Copyright 1997 The New York Times Company
Some Youthful Foes Go Toe to Toe With Nike
By DAVID GONZALEZ
NEW YORK -- Adriane Campo could wear a different Nike sneaker for each day of the week. She doesn't belong to any sports teams, she just likes to look good. "Mine glow," she said, showing off a pair of Air Max shoes she received a few weeks ago. "These aren't even the latest ones. This is old." Perhaps a trip to Nike Town is in order for a fashion fix?
"You know, I never been to Nike Town," she said. "They say it's a neat-looking store."
It may not look that neat Saturday if she does manage to get the day off from her after school job and visit the Sultanate of Swoosh at Fifth Avenue and 57th Street. Dozens of young people from 11 settlement houses around the city are planning to dump their old Nikes at the store to protest what they say is the shoe company's double exploitation of the poor. They are part of a growing movement that has criticized Nike for underpaying workers in Asian factories -- about $3 a day in Indonesia, for example -- while charging style-setting teen-agers upward of $100 for the shoes.
Adriane and eight teen-age friends got together last Tuesday at the Forest Hills Community House in Queens, where several youth workers tried to enlist them in the protest.
"Nike is making billions of dollars in America off you guys," said Mike Gitelson, a social worker who helped start the protest. "Let's get this straight, Nike is doing nothing illegal. For us, it is a moral question. You can't make that much money off us and refuse to give your people enough money to live on."
While the profile of the campaign is not as high as the ones that won concessions from the Gap or Kathie Lee Gifford, labor advocates involved in those protests said they expected to turn their attention to the footwear company soon.
"A lot of spontaneous activity has sprung up around Nike all over the place," said the Rev. David Dyson, a Brooklyn minister in a clergy group that reached a deal with the Gap. "We are going to be drawn into this just by the inertia of the thing."
Vada Manager, a spokesman for Nike, said many of the complaints against the company were based on inaccurate information being circulated on the Internet. He also faulted some "fringe groups" for lying about labor conditions at Nike's factories, which he said have passed muster during audits, including a recent review by Andrew Young, the former ambassador to the United Nations.

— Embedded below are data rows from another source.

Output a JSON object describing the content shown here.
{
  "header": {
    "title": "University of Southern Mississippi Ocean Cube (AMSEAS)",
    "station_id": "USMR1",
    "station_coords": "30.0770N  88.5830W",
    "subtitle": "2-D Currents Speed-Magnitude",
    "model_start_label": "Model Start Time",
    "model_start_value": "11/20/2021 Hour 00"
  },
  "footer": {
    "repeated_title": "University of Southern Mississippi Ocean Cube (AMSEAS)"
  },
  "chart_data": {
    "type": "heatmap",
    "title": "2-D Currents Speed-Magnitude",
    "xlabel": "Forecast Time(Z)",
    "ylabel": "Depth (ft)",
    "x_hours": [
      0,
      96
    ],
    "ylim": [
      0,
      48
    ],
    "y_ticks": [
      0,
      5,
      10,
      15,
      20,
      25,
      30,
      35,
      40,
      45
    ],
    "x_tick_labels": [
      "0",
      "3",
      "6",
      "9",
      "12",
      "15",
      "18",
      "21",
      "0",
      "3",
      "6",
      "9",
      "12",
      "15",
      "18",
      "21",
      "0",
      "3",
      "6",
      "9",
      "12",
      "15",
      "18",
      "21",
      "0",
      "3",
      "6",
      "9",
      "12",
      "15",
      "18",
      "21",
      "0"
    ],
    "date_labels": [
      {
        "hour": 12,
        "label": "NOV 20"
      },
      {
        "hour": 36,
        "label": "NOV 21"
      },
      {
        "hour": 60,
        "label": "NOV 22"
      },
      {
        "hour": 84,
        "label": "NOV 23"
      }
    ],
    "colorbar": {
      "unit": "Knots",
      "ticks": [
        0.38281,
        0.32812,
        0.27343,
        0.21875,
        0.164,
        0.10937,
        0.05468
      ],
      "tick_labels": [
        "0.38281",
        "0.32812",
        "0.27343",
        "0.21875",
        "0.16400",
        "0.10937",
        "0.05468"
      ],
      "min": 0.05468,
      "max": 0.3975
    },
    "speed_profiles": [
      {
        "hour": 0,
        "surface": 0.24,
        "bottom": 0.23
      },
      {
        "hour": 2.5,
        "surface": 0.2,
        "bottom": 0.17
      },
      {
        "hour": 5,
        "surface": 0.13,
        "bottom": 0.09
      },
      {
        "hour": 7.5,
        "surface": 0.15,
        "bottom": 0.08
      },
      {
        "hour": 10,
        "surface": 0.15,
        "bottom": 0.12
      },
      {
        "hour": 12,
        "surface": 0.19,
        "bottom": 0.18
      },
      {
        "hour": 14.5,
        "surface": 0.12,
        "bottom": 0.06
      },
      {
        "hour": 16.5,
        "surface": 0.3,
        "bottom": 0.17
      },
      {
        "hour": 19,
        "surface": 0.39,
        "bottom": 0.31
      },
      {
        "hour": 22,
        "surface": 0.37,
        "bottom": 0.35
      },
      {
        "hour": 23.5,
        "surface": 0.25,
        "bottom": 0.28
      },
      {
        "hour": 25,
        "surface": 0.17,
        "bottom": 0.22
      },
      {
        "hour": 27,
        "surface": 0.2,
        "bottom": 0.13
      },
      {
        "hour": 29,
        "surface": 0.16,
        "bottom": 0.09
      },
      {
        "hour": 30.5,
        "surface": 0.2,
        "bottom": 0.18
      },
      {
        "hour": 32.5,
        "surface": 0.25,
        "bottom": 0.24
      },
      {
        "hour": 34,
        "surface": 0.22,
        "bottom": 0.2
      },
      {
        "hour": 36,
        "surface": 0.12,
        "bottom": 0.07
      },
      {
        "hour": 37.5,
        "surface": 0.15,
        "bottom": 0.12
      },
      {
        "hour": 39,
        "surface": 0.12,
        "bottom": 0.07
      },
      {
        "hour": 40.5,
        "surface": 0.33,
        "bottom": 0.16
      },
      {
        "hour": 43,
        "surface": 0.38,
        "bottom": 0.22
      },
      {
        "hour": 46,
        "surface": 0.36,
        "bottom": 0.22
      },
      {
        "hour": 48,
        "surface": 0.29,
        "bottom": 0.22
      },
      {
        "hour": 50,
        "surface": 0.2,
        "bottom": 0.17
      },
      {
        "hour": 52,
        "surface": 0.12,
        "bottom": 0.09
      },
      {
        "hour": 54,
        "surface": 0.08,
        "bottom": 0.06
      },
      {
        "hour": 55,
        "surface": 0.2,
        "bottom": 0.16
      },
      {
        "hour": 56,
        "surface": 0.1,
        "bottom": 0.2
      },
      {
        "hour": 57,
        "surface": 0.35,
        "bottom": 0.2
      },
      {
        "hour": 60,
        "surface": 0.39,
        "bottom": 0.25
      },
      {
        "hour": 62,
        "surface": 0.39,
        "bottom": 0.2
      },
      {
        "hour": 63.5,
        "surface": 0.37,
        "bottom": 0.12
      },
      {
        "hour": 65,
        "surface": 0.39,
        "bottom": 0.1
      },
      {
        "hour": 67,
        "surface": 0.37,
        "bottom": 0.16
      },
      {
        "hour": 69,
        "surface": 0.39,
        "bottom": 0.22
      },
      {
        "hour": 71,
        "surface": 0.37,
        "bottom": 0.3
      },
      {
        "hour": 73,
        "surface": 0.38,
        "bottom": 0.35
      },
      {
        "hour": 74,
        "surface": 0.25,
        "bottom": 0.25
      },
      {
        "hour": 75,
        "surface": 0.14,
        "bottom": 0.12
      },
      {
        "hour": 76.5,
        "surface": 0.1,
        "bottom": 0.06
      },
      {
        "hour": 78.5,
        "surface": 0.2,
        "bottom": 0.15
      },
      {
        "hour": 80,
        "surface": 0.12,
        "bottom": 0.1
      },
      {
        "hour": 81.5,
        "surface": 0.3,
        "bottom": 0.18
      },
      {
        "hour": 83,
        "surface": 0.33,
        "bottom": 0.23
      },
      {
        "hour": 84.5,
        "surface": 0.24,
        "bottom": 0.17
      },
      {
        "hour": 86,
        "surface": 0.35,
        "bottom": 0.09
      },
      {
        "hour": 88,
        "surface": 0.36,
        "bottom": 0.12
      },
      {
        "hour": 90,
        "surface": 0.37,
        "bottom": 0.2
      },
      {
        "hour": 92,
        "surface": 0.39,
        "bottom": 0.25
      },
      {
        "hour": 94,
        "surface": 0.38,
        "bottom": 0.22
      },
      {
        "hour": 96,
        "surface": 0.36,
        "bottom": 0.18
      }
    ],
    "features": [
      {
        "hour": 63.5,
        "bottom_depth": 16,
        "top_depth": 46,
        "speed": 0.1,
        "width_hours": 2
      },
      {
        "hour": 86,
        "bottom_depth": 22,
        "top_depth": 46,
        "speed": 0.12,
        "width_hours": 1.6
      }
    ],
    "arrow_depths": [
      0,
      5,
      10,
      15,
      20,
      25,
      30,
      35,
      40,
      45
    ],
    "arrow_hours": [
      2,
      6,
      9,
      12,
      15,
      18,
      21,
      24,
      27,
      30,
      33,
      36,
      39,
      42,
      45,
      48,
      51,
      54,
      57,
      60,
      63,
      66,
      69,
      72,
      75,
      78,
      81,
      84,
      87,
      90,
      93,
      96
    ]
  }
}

But even Young's report said Nike could do more. Maybe that is why a few weeks ago Manager visited the Edenwald-Gun Hill Neighborhood Center, where the settlement house protest began.
"Nobody has done more than Nike in terms of leadership," he said. "We took the train to the South Bronx."
Maybe he was caught up in thinking about global markets, since the Edenwald Center is half a mile from the Bronx-Westchester County line. Whatever the case, they set him straight when he arrived.
"I grew up in Alabama," said Jessie Collins, the center's director. "We worked for $2 a day picking cotton. That was at a time when people said they couldn't pay them more because the cotton economy won't let them do this. Or, if you don't want to work for $2 a day you don't have to work. We had no choice. I'm sure the same analogy goes for the people in Indonesia."
A glance at local markets was enough to persuade Dulani Blake to give up on Nike. The $150 for the right style in his size was enough for one or two weeks worth of groceries. Or several months' salary for an Indonesian worker.
"Nike goes to different countries so people can work for cheap," he said. "They know the minimum wage here goes up."
"I told my friends about that and they said they didn't care," Adriane said. "I have friends who spent two weeks of paychecks to buy Nikes."
By evening's end, she seemed intent on not buying any more Nikes. In fact, she wanted to part with some.
"Give them the stinky old nasty Nikes," she said. "What do we say to them?"
Justify the cost of the shoes and the labor, said Leo Johnson, a youth worker from Edenwald. The next step, he said, would be to concentrate on stores, where Nikes dominate the market with a vast selection of styles and colors.
"You got to use the lingo when you're talking about that," Johnson said. "Yo, dude, you're being suckered if you pay $100 for a sneaker that costs $5 to make. If somebody did that to you on the block, you know where it's going."
"Toe to toe," said a teen-ager.
"This is the toe to toe of the future," Johnson said. The sneakers are coming off.